If the employer intends to award a bonus, look for the next point (“B.) Bonus “) and note, such as the frequency of bonuses that are paid to the employee (i.e. quarterly). Make sure you also set how bonuses are calculated by describing the calculation on the second set of empty lines. If the employer intends to give the employee the opportunity to participate in and use the employer`s benefits, look for the empty lines in “V. Staff Benefits.” A list of benefits that the employer intends to make available to the employee in these lines. Some employers and workers agree that certain expenses incurred by the worker in his or her activity may be reimbursed by the employer. If this is the case, check each box to be contributed with an item that the employer reimburses the employee for payment in “VI.” “Out of pocket.” You can select “Travel,” “Food,” “Accommodation” and/or “Others.” The last box (“Other”) will show an empty line in which you should specify eligible a-pocket expenses. In “VII. Ownership shares,” mark the first cot if the employee does not have partial ownership of the employer`s business.

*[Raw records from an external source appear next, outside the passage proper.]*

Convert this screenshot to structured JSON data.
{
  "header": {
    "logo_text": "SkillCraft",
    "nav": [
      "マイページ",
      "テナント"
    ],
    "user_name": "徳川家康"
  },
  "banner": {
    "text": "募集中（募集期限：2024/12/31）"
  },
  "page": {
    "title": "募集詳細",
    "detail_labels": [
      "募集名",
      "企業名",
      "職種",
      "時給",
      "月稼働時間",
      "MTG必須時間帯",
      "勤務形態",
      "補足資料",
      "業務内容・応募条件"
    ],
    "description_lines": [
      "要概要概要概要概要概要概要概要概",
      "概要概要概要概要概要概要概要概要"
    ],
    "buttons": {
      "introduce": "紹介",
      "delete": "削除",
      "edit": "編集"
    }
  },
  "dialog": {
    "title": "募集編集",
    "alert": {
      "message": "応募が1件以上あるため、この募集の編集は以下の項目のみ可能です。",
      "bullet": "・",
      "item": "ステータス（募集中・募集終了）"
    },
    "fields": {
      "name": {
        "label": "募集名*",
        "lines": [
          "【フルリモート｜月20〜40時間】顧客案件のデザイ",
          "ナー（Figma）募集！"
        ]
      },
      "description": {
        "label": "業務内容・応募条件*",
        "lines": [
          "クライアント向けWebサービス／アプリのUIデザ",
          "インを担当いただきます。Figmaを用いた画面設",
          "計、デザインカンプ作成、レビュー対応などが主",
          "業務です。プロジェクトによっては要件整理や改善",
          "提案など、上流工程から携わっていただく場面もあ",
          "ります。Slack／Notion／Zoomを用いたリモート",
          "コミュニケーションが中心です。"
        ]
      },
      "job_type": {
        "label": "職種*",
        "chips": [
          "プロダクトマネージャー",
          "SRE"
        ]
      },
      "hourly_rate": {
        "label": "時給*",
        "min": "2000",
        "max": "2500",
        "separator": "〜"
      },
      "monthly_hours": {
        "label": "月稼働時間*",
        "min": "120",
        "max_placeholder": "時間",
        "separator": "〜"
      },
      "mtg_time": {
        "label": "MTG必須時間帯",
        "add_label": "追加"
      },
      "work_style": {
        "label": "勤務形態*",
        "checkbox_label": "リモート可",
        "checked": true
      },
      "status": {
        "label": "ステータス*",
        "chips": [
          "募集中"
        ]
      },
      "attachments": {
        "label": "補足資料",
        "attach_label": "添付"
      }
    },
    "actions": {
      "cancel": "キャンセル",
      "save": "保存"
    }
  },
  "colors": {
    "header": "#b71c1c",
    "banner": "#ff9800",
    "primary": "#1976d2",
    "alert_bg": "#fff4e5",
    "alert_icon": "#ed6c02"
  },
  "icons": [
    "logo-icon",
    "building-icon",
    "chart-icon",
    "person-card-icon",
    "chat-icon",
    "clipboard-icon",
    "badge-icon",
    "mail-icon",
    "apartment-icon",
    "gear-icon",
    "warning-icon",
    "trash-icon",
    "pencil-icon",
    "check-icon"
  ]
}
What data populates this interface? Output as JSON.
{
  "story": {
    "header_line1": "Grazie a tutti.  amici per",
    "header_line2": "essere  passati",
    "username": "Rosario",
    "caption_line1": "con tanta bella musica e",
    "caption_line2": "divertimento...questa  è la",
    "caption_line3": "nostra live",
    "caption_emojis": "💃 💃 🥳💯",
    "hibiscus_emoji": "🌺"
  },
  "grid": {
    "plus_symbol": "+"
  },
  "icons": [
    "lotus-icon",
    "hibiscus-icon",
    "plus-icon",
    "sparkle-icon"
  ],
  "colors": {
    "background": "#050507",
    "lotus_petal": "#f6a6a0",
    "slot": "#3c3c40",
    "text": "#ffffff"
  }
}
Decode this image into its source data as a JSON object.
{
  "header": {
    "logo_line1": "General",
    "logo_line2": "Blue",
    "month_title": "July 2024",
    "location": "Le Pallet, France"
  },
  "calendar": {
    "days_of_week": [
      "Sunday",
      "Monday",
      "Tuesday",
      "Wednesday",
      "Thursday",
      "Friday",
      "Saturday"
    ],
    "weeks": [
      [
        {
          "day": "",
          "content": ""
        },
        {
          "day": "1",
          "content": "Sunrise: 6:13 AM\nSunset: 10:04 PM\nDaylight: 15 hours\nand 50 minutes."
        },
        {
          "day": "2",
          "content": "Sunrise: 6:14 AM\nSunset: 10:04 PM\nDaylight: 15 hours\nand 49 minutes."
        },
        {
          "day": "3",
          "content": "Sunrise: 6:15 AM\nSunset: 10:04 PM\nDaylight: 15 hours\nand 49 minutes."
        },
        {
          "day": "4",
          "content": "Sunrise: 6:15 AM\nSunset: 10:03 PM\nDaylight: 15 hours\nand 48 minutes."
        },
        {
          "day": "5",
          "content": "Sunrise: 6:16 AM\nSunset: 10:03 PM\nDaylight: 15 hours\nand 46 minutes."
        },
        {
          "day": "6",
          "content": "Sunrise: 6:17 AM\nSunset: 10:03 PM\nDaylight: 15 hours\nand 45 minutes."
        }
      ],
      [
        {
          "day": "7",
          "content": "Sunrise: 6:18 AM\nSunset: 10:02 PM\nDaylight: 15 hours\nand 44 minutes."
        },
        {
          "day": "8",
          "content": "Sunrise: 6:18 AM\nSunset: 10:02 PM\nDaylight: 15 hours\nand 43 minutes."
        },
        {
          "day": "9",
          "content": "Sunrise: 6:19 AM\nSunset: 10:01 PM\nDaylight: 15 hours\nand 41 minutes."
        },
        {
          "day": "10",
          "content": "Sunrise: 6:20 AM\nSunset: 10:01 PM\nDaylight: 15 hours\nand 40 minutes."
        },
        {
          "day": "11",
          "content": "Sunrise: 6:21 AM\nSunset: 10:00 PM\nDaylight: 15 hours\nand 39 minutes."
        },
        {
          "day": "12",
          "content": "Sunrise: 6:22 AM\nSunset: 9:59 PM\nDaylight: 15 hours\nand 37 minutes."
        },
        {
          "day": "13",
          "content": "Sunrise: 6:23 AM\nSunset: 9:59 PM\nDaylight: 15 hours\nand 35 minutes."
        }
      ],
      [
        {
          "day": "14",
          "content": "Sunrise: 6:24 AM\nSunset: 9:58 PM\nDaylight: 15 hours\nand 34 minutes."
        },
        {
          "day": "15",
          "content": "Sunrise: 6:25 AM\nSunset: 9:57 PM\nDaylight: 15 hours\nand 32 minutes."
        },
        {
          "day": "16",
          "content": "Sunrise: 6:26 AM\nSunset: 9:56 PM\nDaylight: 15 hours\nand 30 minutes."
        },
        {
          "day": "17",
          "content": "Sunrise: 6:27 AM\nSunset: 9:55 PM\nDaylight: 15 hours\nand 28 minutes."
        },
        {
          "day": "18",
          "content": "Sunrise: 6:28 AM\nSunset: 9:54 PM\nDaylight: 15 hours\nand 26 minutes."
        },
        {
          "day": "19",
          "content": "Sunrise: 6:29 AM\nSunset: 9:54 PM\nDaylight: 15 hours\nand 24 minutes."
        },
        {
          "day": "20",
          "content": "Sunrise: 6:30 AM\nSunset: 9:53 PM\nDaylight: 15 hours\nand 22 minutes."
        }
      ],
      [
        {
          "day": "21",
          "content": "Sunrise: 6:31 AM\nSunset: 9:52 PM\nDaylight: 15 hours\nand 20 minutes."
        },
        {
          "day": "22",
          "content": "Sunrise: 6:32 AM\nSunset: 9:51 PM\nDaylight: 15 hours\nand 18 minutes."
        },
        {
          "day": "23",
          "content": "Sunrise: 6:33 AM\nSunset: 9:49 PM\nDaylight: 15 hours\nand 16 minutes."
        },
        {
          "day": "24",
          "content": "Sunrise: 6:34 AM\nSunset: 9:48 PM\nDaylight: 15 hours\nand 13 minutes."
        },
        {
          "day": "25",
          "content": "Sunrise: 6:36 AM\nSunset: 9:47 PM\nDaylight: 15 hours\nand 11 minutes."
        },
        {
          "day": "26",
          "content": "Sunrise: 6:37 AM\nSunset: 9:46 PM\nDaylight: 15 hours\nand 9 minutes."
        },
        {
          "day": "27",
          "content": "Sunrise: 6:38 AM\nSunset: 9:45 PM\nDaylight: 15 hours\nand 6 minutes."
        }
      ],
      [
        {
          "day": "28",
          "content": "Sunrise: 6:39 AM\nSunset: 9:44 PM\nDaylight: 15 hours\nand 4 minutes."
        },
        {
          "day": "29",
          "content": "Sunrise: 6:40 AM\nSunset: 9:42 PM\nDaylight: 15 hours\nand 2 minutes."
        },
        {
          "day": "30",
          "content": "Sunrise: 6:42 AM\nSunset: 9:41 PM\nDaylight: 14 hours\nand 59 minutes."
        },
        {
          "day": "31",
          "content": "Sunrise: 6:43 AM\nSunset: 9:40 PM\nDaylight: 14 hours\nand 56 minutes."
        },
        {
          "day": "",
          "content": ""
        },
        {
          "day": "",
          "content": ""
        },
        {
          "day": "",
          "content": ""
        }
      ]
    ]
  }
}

If so, mark and fix the details in a well-signed and dated system. Many employers require a post-employment delay, during which the worker must prove competency before accessing benefits, leave, personal days and/or medical leave. Look for the empty line in “VIII. Trial Period” and then enter the number of days that must elapse after the employee`s recruitment date before he can use the employer package offered. The article entitled “IX. “Leave” will be a standard language for assigning a certain number of days off that the employee can use during the work year.